The main criteria for comparison between hydraulics and pneumatics are:
Air is less resistant than oil or water. Its mass density is much lower, so it can flow much faster through pipework. This high flow rate enables energy to be released rapidly, providing high-speed motion to actuators and other moving parts. Pneumatic actuators achieve higher cycle speeds and duty cycling ratio, which results in increased productivity. These drives can be produced in very small sizes, so are popular in applications requiring miniaturisation, such as robotics.
Pneumatic systems also have a faster response time when changing the state or direction of valves and cylinders, simply by dumping their compressed air.
Hydraulic oil and water both have greater density and resistance, and oil is much slower because it's viscous. It will develop greater force and pressure, but it generally takes a lot longer to activate the system. It also takes a lot longer to vent the system in the event of a leak, as the fluids have to be sent back to their reservoir.
Pneumatic systems are not usually capable of the great strength provided by hydraulics. This means that they're not generally suitable for dealing with heavy loads. While it is possible to compress air or gas up to several hundred pounds per square inch (psi), most industrial applications operate at around 80-100 psi, which is insufficient to develop great force. Fluctuations or sudden drops in pressure can also occur with compressed air, which can lead to jerky or unstable functioning.
The high mass density of hydraulic liquids makes them largely incompressible, so they can develop much more consistent pressure and force. Hydraulic power applications can produce operational pressure from 1,000-5,000 psi. This can go up to 10,000 psi or more for specialised uses, such as heavy lifting cranes and mining equipment.
Pneumatic systems are undoubtedly safer for the industrial environment. Compressed air won't explode and won’t normally catch fire, although it can cause physical injury if pressurised air escapes through some mechanical failure. Compressed air leaks pose no threat of contamination or corrosion, though the same doesn't necessarily apply to other gases. Compressed air is also safer for use in clean environments like laboratories or food hygiene areas.
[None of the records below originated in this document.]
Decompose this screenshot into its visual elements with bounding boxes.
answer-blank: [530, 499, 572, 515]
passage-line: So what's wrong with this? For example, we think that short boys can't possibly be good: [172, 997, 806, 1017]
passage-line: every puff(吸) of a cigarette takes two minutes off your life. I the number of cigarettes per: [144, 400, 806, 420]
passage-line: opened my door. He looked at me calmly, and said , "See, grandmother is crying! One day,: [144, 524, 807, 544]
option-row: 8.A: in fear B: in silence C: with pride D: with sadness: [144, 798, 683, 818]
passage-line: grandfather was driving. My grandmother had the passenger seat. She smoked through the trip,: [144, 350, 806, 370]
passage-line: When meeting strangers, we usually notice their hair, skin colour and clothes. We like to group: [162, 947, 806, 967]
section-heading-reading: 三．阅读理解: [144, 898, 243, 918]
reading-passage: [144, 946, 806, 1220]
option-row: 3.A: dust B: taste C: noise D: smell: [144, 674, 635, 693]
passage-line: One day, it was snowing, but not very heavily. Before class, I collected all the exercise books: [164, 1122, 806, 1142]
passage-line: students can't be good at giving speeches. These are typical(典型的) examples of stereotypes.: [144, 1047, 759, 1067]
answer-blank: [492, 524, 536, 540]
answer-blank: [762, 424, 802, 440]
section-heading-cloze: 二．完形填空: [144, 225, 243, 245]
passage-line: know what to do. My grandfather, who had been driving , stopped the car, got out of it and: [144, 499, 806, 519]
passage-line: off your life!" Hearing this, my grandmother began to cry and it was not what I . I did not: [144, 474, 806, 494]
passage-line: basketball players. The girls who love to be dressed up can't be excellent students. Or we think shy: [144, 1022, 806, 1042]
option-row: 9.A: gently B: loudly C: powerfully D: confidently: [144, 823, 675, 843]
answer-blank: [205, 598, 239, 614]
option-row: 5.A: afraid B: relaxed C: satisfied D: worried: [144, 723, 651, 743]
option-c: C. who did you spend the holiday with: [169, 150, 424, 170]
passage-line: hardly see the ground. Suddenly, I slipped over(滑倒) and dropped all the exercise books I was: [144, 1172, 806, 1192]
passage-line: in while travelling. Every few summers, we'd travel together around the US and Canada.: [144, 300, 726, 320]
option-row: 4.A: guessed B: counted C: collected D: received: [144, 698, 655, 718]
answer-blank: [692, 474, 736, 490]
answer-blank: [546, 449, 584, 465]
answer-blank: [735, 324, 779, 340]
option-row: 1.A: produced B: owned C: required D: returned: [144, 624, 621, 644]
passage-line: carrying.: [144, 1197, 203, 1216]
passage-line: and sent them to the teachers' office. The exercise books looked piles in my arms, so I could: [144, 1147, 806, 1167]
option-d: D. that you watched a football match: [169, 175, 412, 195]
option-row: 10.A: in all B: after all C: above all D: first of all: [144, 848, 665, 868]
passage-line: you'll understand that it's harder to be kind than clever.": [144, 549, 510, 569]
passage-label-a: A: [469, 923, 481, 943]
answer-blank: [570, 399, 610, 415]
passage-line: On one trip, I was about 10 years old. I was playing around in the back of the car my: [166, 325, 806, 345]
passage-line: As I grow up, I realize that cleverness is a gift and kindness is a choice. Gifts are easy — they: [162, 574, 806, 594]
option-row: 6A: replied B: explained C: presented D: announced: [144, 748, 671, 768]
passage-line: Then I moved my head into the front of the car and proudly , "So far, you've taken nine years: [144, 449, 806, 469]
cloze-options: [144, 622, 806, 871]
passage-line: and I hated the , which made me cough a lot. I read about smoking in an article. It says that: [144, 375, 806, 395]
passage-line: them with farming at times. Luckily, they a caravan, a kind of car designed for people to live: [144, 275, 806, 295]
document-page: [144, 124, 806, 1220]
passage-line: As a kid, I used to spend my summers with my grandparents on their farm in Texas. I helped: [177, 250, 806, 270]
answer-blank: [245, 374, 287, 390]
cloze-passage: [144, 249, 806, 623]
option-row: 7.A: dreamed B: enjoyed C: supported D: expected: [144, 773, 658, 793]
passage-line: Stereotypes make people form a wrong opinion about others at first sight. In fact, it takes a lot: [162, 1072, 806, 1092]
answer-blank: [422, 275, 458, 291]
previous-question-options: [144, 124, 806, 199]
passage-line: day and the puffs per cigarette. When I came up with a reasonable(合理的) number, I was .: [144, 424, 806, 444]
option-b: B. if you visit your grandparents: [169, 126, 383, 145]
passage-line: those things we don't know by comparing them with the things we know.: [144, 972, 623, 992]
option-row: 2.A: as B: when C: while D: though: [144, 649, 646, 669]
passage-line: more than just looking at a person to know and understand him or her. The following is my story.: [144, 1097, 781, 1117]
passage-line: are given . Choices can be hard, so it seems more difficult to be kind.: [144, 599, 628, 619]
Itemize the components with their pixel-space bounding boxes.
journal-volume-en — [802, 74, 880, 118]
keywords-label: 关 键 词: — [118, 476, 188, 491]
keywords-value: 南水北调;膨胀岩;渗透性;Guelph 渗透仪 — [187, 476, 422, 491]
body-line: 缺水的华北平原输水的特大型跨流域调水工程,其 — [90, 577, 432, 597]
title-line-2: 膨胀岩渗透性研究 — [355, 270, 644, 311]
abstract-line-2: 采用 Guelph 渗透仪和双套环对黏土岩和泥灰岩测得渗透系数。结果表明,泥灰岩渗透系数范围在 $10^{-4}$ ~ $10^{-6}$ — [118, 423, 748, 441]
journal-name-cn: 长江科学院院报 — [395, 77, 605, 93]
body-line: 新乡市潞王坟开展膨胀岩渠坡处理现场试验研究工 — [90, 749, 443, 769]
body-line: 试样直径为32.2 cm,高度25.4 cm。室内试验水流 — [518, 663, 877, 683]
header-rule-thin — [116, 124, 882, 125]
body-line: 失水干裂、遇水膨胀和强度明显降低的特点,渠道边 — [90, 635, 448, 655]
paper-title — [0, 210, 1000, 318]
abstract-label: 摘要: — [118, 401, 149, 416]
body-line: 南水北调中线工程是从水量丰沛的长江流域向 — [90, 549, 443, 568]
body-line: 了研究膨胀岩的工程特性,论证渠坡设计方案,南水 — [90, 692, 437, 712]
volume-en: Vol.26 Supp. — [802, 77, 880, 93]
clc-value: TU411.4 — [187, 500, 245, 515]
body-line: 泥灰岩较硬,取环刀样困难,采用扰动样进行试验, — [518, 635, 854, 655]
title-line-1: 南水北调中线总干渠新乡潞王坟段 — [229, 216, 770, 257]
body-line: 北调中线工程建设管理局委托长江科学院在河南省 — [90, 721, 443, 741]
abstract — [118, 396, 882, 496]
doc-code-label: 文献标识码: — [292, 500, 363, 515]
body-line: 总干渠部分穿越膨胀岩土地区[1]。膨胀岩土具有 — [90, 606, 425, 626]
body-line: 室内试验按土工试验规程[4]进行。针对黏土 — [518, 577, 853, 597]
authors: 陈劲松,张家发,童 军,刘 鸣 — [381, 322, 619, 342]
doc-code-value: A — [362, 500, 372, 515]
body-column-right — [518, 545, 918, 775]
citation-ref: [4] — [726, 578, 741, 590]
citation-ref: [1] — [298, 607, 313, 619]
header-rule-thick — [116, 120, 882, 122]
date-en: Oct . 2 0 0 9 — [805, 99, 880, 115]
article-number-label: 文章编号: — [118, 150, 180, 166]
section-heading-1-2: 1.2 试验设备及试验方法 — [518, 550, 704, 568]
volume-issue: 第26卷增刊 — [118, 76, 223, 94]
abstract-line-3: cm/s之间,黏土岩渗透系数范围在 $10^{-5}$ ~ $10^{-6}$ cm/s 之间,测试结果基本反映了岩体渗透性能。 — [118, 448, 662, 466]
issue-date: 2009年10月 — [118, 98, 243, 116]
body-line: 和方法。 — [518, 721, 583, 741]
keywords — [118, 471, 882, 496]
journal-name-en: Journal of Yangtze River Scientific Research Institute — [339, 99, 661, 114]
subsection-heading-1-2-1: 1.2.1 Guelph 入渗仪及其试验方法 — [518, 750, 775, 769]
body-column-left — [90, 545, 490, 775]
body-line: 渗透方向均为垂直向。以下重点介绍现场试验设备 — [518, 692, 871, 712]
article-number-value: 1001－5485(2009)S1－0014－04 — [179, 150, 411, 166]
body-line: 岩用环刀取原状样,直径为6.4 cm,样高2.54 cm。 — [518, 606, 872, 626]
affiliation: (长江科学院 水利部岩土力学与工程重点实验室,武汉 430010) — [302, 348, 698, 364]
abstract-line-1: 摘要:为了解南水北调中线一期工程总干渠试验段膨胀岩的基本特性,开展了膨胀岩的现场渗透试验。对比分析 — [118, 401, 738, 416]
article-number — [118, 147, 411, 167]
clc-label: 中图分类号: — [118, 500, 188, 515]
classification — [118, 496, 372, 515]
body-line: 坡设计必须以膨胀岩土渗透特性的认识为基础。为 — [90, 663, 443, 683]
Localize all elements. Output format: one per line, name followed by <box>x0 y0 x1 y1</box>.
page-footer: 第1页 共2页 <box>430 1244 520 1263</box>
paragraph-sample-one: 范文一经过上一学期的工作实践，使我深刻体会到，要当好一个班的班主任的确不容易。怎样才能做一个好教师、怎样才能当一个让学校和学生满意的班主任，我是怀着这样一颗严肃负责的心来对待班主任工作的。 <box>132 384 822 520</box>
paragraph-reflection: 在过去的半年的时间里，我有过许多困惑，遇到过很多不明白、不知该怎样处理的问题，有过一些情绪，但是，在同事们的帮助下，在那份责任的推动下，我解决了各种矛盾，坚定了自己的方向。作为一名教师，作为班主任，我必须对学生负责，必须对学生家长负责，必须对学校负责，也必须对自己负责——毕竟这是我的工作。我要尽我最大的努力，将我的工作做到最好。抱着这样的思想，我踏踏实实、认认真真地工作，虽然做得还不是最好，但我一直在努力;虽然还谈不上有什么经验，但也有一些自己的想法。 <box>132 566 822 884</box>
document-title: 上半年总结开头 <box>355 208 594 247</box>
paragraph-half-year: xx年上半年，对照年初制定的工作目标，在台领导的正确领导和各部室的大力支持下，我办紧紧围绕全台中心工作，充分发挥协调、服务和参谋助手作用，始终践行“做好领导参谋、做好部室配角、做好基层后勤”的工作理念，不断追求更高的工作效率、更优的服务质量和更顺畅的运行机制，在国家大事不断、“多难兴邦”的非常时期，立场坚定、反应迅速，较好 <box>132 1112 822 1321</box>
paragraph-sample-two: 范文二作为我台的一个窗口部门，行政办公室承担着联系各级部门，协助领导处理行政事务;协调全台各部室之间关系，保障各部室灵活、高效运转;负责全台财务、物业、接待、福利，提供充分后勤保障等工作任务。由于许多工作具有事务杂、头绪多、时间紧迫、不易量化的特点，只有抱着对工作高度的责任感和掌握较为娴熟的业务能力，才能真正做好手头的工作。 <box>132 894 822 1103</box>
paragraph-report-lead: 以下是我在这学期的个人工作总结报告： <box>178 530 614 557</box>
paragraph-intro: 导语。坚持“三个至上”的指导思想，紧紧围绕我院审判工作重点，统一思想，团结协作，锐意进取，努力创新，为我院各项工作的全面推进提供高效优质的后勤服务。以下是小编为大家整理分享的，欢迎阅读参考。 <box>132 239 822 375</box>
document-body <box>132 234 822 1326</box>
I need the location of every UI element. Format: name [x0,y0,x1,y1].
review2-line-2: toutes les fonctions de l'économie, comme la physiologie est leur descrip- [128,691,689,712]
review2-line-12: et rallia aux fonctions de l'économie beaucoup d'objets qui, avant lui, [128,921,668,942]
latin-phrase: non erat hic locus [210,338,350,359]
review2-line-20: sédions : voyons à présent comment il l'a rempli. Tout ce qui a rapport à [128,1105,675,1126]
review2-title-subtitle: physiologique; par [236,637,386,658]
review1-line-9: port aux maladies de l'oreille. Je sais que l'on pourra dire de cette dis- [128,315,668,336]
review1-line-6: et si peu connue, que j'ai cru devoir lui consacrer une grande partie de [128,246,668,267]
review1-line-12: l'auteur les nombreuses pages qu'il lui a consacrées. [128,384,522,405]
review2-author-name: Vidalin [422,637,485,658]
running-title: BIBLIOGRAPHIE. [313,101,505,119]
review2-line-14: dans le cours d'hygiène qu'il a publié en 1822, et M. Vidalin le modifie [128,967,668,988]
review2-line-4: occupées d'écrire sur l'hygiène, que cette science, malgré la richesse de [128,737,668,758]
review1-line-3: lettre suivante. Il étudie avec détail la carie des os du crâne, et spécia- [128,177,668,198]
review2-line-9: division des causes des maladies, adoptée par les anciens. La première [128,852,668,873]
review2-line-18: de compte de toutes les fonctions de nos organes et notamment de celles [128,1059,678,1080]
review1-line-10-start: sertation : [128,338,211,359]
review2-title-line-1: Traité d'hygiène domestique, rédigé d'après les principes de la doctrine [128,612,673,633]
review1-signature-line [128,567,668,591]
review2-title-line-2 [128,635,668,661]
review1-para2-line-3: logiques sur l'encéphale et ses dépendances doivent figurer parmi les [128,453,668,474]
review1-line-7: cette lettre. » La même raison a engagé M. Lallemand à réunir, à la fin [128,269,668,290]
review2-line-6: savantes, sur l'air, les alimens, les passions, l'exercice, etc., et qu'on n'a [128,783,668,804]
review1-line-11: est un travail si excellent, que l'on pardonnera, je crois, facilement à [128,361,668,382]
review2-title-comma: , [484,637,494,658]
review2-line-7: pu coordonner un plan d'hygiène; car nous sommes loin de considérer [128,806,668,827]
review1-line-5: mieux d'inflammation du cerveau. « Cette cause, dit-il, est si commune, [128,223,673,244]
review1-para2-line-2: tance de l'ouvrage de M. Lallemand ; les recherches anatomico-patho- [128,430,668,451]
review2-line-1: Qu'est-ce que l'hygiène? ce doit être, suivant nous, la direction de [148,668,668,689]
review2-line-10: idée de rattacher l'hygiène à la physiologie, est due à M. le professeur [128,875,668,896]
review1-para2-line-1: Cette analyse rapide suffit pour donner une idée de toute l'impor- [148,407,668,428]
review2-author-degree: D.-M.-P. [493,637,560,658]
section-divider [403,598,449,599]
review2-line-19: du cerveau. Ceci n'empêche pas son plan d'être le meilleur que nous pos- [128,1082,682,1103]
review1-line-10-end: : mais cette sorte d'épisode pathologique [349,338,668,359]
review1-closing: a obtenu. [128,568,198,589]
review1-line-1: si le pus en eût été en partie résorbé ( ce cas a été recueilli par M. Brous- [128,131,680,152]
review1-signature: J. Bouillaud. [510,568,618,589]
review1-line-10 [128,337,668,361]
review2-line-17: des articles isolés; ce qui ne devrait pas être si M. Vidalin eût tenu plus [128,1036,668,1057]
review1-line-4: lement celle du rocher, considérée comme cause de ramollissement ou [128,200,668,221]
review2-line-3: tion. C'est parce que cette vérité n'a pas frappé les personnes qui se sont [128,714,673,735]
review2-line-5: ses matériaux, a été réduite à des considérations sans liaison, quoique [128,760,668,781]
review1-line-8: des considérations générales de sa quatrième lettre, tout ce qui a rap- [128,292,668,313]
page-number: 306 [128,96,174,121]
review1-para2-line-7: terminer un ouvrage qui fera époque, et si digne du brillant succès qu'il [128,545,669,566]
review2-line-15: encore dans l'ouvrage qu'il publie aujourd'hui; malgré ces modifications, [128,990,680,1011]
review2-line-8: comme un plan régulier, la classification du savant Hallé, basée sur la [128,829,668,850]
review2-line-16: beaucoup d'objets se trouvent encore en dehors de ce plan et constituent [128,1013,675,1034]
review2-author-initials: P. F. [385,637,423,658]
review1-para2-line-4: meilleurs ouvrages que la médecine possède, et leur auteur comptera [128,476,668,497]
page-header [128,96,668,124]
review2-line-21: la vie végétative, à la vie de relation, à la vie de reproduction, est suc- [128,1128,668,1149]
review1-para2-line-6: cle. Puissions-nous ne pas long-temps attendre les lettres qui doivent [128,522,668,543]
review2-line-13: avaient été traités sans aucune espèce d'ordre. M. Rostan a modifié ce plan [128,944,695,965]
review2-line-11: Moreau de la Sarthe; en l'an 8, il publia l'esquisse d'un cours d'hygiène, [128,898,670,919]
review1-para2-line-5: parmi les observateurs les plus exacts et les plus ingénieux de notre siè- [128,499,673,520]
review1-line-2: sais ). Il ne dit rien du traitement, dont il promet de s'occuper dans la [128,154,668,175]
Hydraulic fluids are always potentially more dangerous. If it's oil it may well be combustible, and extra fire safety precautions will be required. Used oil or other fluids also have to be drained off and eventually disposed of safely. Even water is dangerous, as hot water leaks can cause scalding, while other hydraulic fluids such as oil, plasma, ethylene glycol and fluid synthetics may be poisonous and/or corrosive.
Pneumatic systems tend to be simpler, and operate at lower pressures than hydraulics, so cheaper and simpler materials can be used for their construction. No precautions have to be incorporated against fire or corrosion, and newer, more technologically advanced materials are reducing both weight and bulk.
Hydraulic systems are traditionally more basic, with fewer moving parts, and lever or push-button controls. However, complex engineering is required for their functioning, comprising a storage tank for the oil/water, directional valves and hoses, and an externally powered pump.
Both hydraulic and pneumatic systems usually need electricity to drive them. A pneumatic system also requires an electrically driven compressor to provide a constant supply of compressed air, which can consume a lot of energy. Energy is also lost in the heat produced in compression, and if the system develops a leak this will also cause considerable energy wastage. On the bright side, air is still free, so no energy is demanded to obtain it, replenish it or get rid of waste.
The advantage of a hydraulic system is that you can keep cycling the same fluids. With proper maintenance and a good filtration system, hydraulics can be very energy-efficient over time. On the downside, the pump still needs electricity to drive it and most of this energy is wasted. Even though power is only required for a short time on start-up, the fluid medium has to keep circulating constantly to maintain the system pressure. Also, power consumption rises with viscous fluids, which require more energy to move.
Pneumatics are the cleaner system and easier to maintain, with regular inspection for leaks and maintenance of seals. Air does contain contaminants, however, and important preventative maintenance also includes regular cleaning and replacement of your filter-regulator-lubricator.
The enemy of hydraulic systems is corrosion, unless non-corrosive material is installed for the pipes. Critical components such as hoses, seals and valves need frequent inspection and replacement.
Context Is Everything
Hydraulics are better for high-force applications requiring strength and positional rigidity, despite any fluctuations in speed. Pneumatics offer flexible airflow, speed and greater precision for specialised applications, particularly in clean or green environments. Ultimately, while performance and energy efficiency on both sides are constantly improving, the question of hydraulics v. pneumatics always depends on the context.